Using the StatDNA play-by-play data, we attempted to understand how a team’s style of play varies with the outcome of the game (win, loss, tie). What do we mean by style? Well, admittedly, style (in soccer and in life) is difficult to quantify. A team’s style can be tied to how aggressively the players pursue the ball, how frequently the ball moves from side to side, or how much hair gel the players use. The aspect of style that we decided to focus on here is how the offense moves the ball from region to region and in which regions certain events (gain possession, lose possession, shots, fouls, etc) tend to occur. We next investigated whether a team’s style is consistent across games. Specifically, was the style the same across wins, losses and ties? Because opponents generally seek to take away a team’s strength (e.g. force a team that likes to play down the middle to play down the wings), we expect a team’s style to vary across games and it is both interesting and of potential strategic value to understand which aspects of style are most associated with different outcomes
We first divided the field into 12 equally sized regions. Regions 1, 2, and 3 correspond to the area of the field the team is defending. Regions 10, 11, 12 correspond to the area of the field the team is attacking.
Across all games, we counted the number of times each team passed the ball from one region to another. In addition, we counted the occurrence of certain game events (gain possession, lose possession, successful shot, shot, free-kick, foul, offsides) in each region. For every team, we broke down the counts by game outcome (wins, losses and ties).
For example, let’s take a look at Chelsea.
In figures (a) and (b) each heatmap corresponds to a region (r1) of the field. That region is subdivided into its own mini field. In this mini field, every square (r2) corresponds to the proportion (note that we are displaying the proportion and not the counts) of passes from r1 to r2 out of all the passes originating from region r1. In figures (c) and (d) a mini field is displayed for each event (E). The color in each region (r) represents the proportion of times that event E occurred in region r. Figures (a) and (c) use only the games that Chelsea won and figures (b) and (d) use only the games that Chelsea lost.
We next want to understand whether these proportions are different for wins and losses.
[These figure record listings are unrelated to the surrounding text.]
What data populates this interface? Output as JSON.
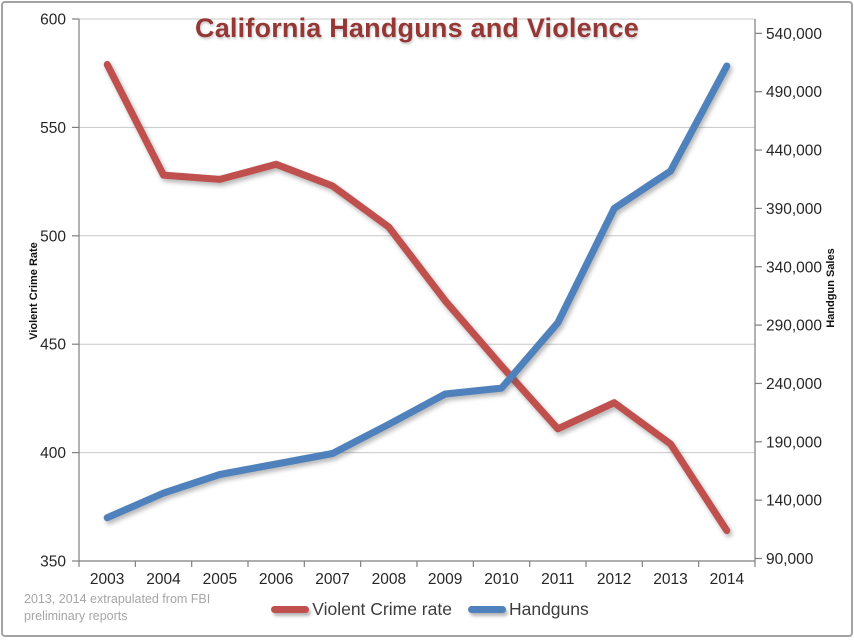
{
  "chart_data": {
    "type": "line",
    "title": "California Handguns and Violence",
    "categories": [
      "2003",
      "2004",
      "2005",
      "2006",
      "2007",
      "2008",
      "2009",
      "2010",
      "2011",
      "2012",
      "2013",
      "2014"
    ],
    "series": [
      {
        "name": "Violent Crime rate",
        "axis": "left",
        "color": "#C0504D",
        "values": [
          579,
          528,
          526,
          533,
          523,
          504,
          470,
          440,
          411,
          423,
          404,
          364
        ]
      },
      {
        "name": "Handguns",
        "axis": "right",
        "color": "#4F81BD",
        "values": [
          125000,
          146000,
          162000,
          171000,
          180000,
          205000,
          231000,
          236000,
          292000,
          390000,
          422000,
          512000
        ]
      }
    ],
    "left_axis": {
      "label": "Violent Crime Rate",
      "min": 350,
      "max": 600,
      "step": 50,
      "tick_labels": [
        "350",
        "400",
        "450",
        "500",
        "550",
        "600"
      ]
    },
    "right_axis": {
      "label": "Handgun Sales",
      "min": 90000,
      "max": 540000,
      "step": 50000,
      "tick_labels": [
        "90,000",
        "140,000",
        "190,000",
        "240,000",
        "290,000",
        "340,000",
        "390,000",
        "440,000",
        "490,000",
        "540,000"
      ]
    },
    "legend_position": "bottom",
    "grid": true
  },
  "footnote": {
    "line1": "2013, 2014 extrapulated from FBI",
    "line2": "preliminary reports"
  },
  "colors": {
    "title": "#953735",
    "violent_crime_line": "#C0504D",
    "handguns_line": "#4F81BD",
    "gridline": "#c8c8c8",
    "axis_line": "#7f7f7f",
    "tick_text": "#262626",
    "footnote_text": "#a6a6a6"
  }
}
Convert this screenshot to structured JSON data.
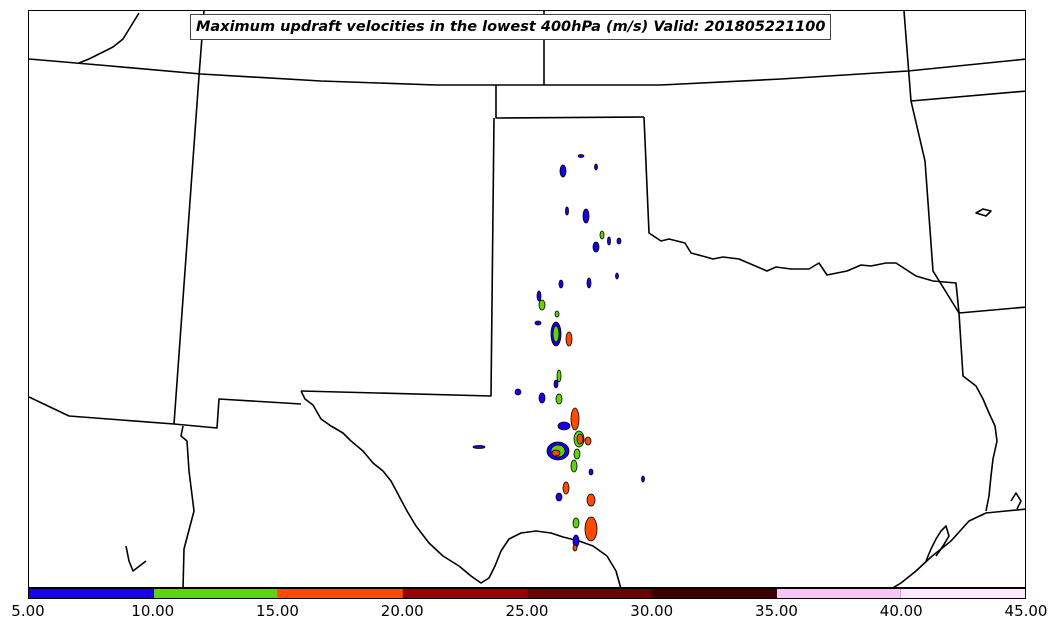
{
  "title": "Maximum updraft velocities in the lowest 400hPa (m/s) Valid: 201805221100",
  "colorbar": {
    "ticks": [
      "5.00",
      "10.00",
      "15.00",
      "20.00",
      "25.00",
      "30.00",
      "35.00",
      "40.00",
      "45.00"
    ],
    "colors": [
      "#1a00e6",
      "#5ed40a",
      "#ff4a00",
      "#9a0000",
      "#6b0000",
      "#3a0000",
      "#f7c6f7",
      "#fde9fd"
    ]
  },
  "map": {
    "background": "#ffffff",
    "boundary_color": "#000000"
  }
}
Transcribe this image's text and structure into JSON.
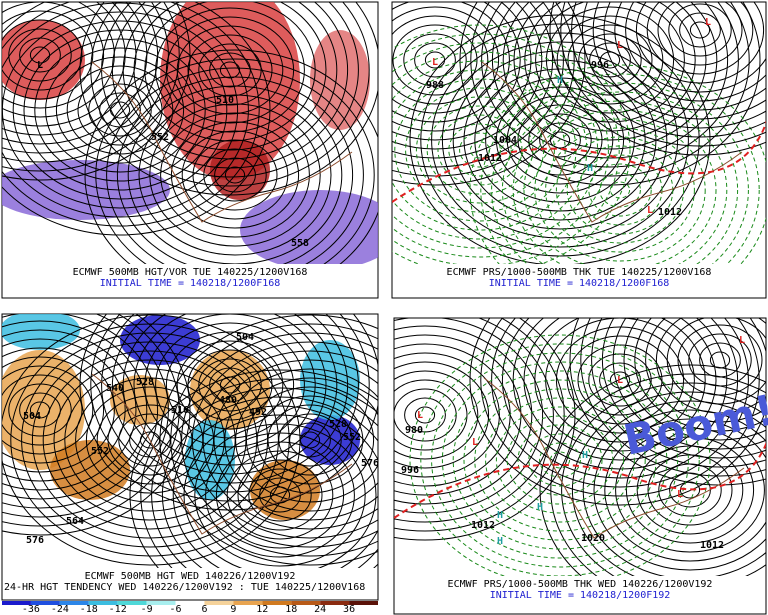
{
  "panels": [
    {
      "caption": "ECMWF 500MB HGT/VOR TUE 140225/1200V168",
      "initial": "INITIAL TIME = 140218/1200F168",
      "labels": [
        "552",
        "510",
        "558",
        "L"
      ]
    },
    {
      "caption": "ECMWF PRS/1000-500MB THK TUE 140225/1200V168",
      "initial": "INITIAL TIME = 140218/1200F168",
      "labels": [
        "L",
        "L",
        "L",
        "L",
        "H",
        "H",
        "1012",
        "1004",
        "996",
        "988",
        "1012"
      ]
    },
    {
      "caption": "ECMWF 500MB HGT WED 140226/1200V192",
      "initial": "24-HR HGT TENDENCY WED 140226/1200V192 : TUE 140225/1200V168",
      "labels": [
        "504",
        "540",
        "528",
        "516",
        "480",
        "492",
        "552",
        "564",
        "576",
        "528",
        "552",
        "576",
        "504"
      ]
    },
    {
      "caption": "ECMWF PRS/1000-500MB THK WED 140226/1200V192",
      "initial": "INITIAL TIME = 140218/1200F192",
      "labels": [
        "L",
        "L",
        "L",
        "L",
        "L",
        "H",
        "H",
        "H",
        "H",
        "996",
        "1012",
        "1020",
        "1012",
        "980"
      ]
    }
  ],
  "annotation": "Boom!",
  "colorbar": {
    "ticks": [
      "-36",
      "-24",
      "-18",
      "-12",
      "-9",
      "-6",
      "6",
      "9",
      "12",
      "18",
      "24",
      "36"
    ],
    "colors": [
      "#1a1acc",
      "#1f4fe0",
      "#2c86e8",
      "#3cbde0",
      "#4fd8d8",
      "#a8eeee",
      "#ffffff",
      "#f5d29a",
      "#e8a450",
      "#d07a20",
      "#b85a18",
      "#8a2b10",
      "#5a1208"
    ]
  }
}
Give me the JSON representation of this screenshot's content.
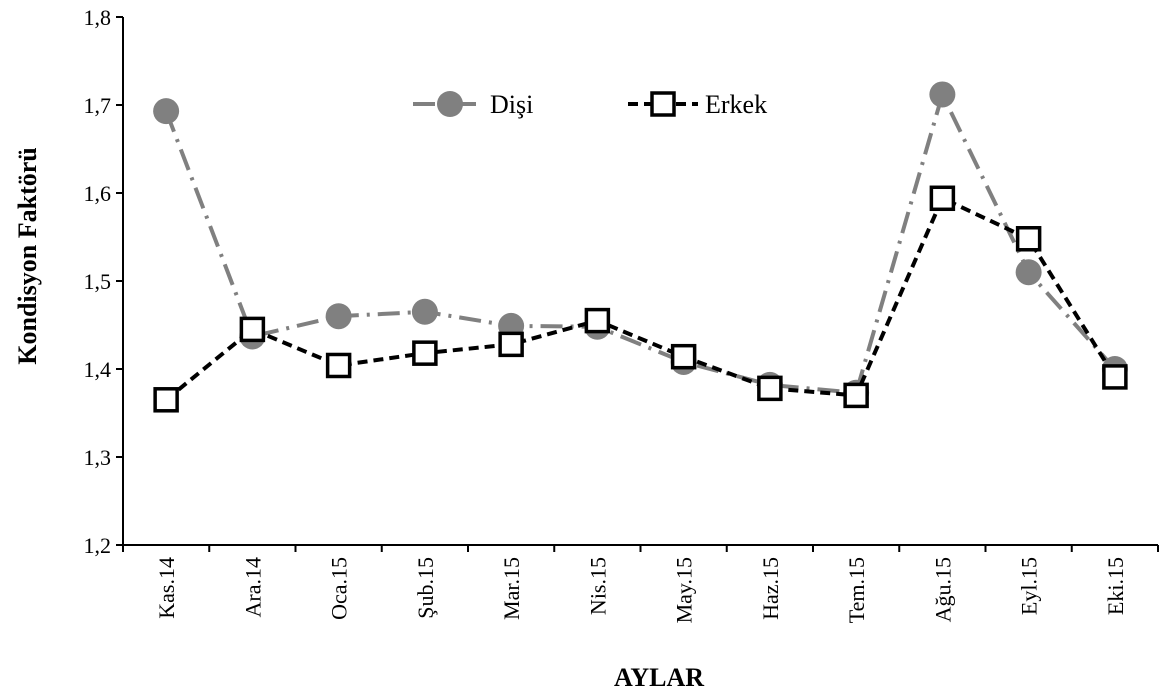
{
  "chart_data": {
    "type": "line",
    "categories": [
      "Kas.14",
      "Ara.14",
      "Oca.15",
      "Şub.15",
      "Mar.15",
      "Nis.15",
      "May.15",
      "Haz.15",
      "Tem.15",
      "Ağu.15",
      "Eyl.15",
      "Eki.15"
    ],
    "xlabel": "AYLAR",
    "ylabel": "Kondisyon Faktörü",
    "ylim": [
      1.2,
      1.8
    ],
    "yticks": [
      "1,2",
      "1,3",
      "1,4",
      "1,5",
      "1,6",
      "1,7",
      "1,8"
    ],
    "grid": false,
    "legend_position": "top-center",
    "series": [
      {
        "name": "Dişi",
        "values": [
          1.693,
          1.437,
          1.46,
          1.465,
          1.449,
          1.448,
          1.408,
          1.382,
          1.373,
          1.712,
          1.51,
          1.4
        ],
        "color": "#808080",
        "marker": "circle",
        "line_style": "dash-dot"
      },
      {
        "name": "Erkek",
        "values": [
          1.365,
          1.445,
          1.404,
          1.418,
          1.428,
          1.455,
          1.414,
          1.378,
          1.37,
          1.594,
          1.548,
          1.391
        ],
        "color": "#000000",
        "marker": "square",
        "line_style": "dashed"
      }
    ]
  }
}
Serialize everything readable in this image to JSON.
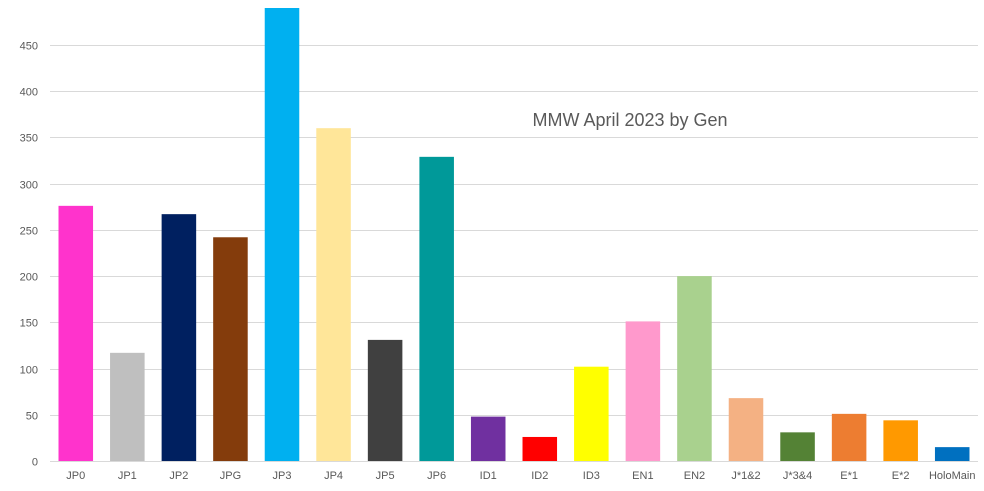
{
  "chart_data": {
    "type": "bar",
    "title": "MMW April 2023 by Gen",
    "xlabel": "",
    "ylabel": "",
    "ylim": [
      0,
      490
    ],
    "yticks": [
      0,
      50,
      100,
      150,
      200,
      250,
      300,
      350,
      400,
      450
    ],
    "grid": true,
    "legend": "none",
    "categories": [
      "JP0",
      "JP1",
      "JP2",
      "JPG",
      "JP3",
      "JP4",
      "JP5",
      "JP6",
      "ID1",
      "ID2",
      "ID3",
      "EN1",
      "EN2",
      "J*1&2",
      "J*3&4",
      "E*1",
      "E*2",
      "HoloMain"
    ],
    "values": [
      276,
      117,
      267,
      242,
      490,
      360,
      131,
      329,
      48,
      26,
      102,
      151,
      200,
      68,
      31,
      51,
      44,
      15
    ],
    "colors": [
      "#ff33cc",
      "#bfbfbf",
      "#002060",
      "#843c0c",
      "#00b0f0",
      "#ffe699",
      "#404040",
      "#009999",
      "#7030a0",
      "#ff0000",
      "#ffff00",
      "#ff99cc",
      "#a9d18e",
      "#f4b183",
      "#548235",
      "#ed7d31",
      "#ff9900",
      "#0070c0"
    ]
  }
}
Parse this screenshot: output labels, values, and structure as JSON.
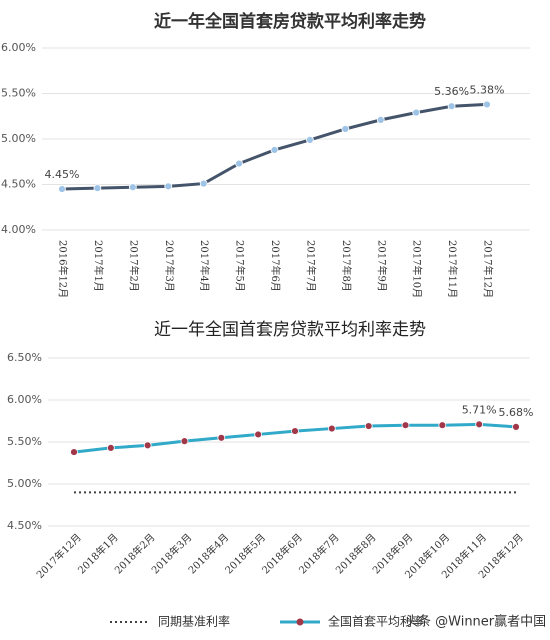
{
  "chart_data": [
    {
      "type": "line",
      "title": "近一年全国首套房贷款平均利率走势",
      "categories": [
        "2016年12月",
        "2017年1月",
        "2017年2月",
        "2017年3月",
        "2017年4月",
        "2017年5月",
        "2017年6月",
        "2017年7月",
        "2017年8月",
        "2017年9月",
        "2017年10月",
        "2017年11月",
        "2017年12月"
      ],
      "series": [
        {
          "color": "#44546a",
          "marker_color": "#9dc3e6",
          "values": [
            4.45,
            4.46,
            4.47,
            4.48,
            4.51,
            4.73,
            4.88,
            4.99,
            5.11,
            5.21,
            5.29,
            5.36,
            5.38
          ],
          "value_labels": [
            "4.45%",
            null,
            null,
            null,
            null,
            null,
            null,
            null,
            null,
            null,
            null,
            "5.36%",
            "5.38%"
          ]
        }
      ],
      "ylim": [
        4.0,
        6.0
      ],
      "yticks": [
        {
          "value": 4.0,
          "label": "4.00%"
        },
        {
          "value": 4.5,
          "label": "4.50%"
        },
        {
          "value": 5.0,
          "label": "5.00%"
        },
        {
          "value": 5.5,
          "label": "5.50%"
        },
        {
          "value": 6.0,
          "label": "6.00%"
        }
      ],
      "grid": true
    },
    {
      "type": "line",
      "title": "近一年全国首套房贷款平均利率走势",
      "categories": [
        "2017年12月",
        "2018年1月",
        "2018年2月",
        "2018年3月",
        "2018年4月",
        "2018年5月",
        "2018年6月",
        "2018年7月",
        "2018年8月",
        "2018年9月",
        "2018年10月",
        "2018年11月",
        "2018年12月"
      ],
      "series": [
        {
          "name": "同期基准利率",
          "color": "#404040",
          "dash": "dotted",
          "values": [
            4.9,
            4.9,
            4.9,
            4.9,
            4.9,
            4.9,
            4.9,
            4.9,
            4.9,
            4.9,
            4.9,
            4.9,
            4.9
          ]
        },
        {
          "name": "全国首套平均利率",
          "color": "#31a9c9",
          "marker_color": "#a0384a",
          "values": [
            5.38,
            5.43,
            5.46,
            5.51,
            5.55,
            5.59,
            5.63,
            5.66,
            5.69,
            5.7,
            5.7,
            5.71,
            5.68
          ],
          "value_labels": [
            null,
            null,
            null,
            null,
            null,
            null,
            null,
            null,
            null,
            null,
            null,
            "5.71%",
            "5.68%"
          ]
        }
      ],
      "ylim": [
        4.5,
        6.5
      ],
      "yticks": [
        {
          "value": 4.5,
          "label": "4.50%"
        },
        {
          "value": 5.0,
          "label": "5.00%"
        },
        {
          "value": 5.5,
          "label": "5.50%"
        },
        {
          "value": 6.0,
          "label": "6.00%"
        },
        {
          "value": 6.5,
          "label": "6.50%"
        }
      ],
      "grid": true,
      "legend": "bottom"
    }
  ],
  "watermark": "头条 @Winner赢者中国"
}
For each (r1, r2) and (r, E) combination we conduct two Fisher (one sided) exact tests to assess whether the proportions are positively associated with either wining or losing. Because we are conducting so many tests, there is definitely a lurking multiple comparisons issue. While we don’t formally adjust our testing procedure, it is worth keeping this in mind. P-values can be thought of as measures of how positively associated each (r1, r2) and (r, E) combination is with either winning or losing (a lower p-value means a greater association).
For instance, figure (a) shows the 16 * 9 = 144 p-values testing whether each (r1, r2) combination is positively associating with winning (p-values in figure (b) test whether combinations are positively associated with losing). Most of the 144 combinations do not seem positively associated with winning (p-values >= 0.1). Interestingly, combinations (r1, r2) = (4, 8), (5, 8) and (6,8) are significant, indicating that in wins, Chelsea tended to move the ball from defensive regions directly into central midfield. More work would need to be done to verify a result like this, but it is a promising lead.
Given more data, we believe that a graphical and statistical analysis like this one can reveal aspects of a team’s style that might otherwise be missed. Knowing which regions a team prefers to move through could provide a tactical edge.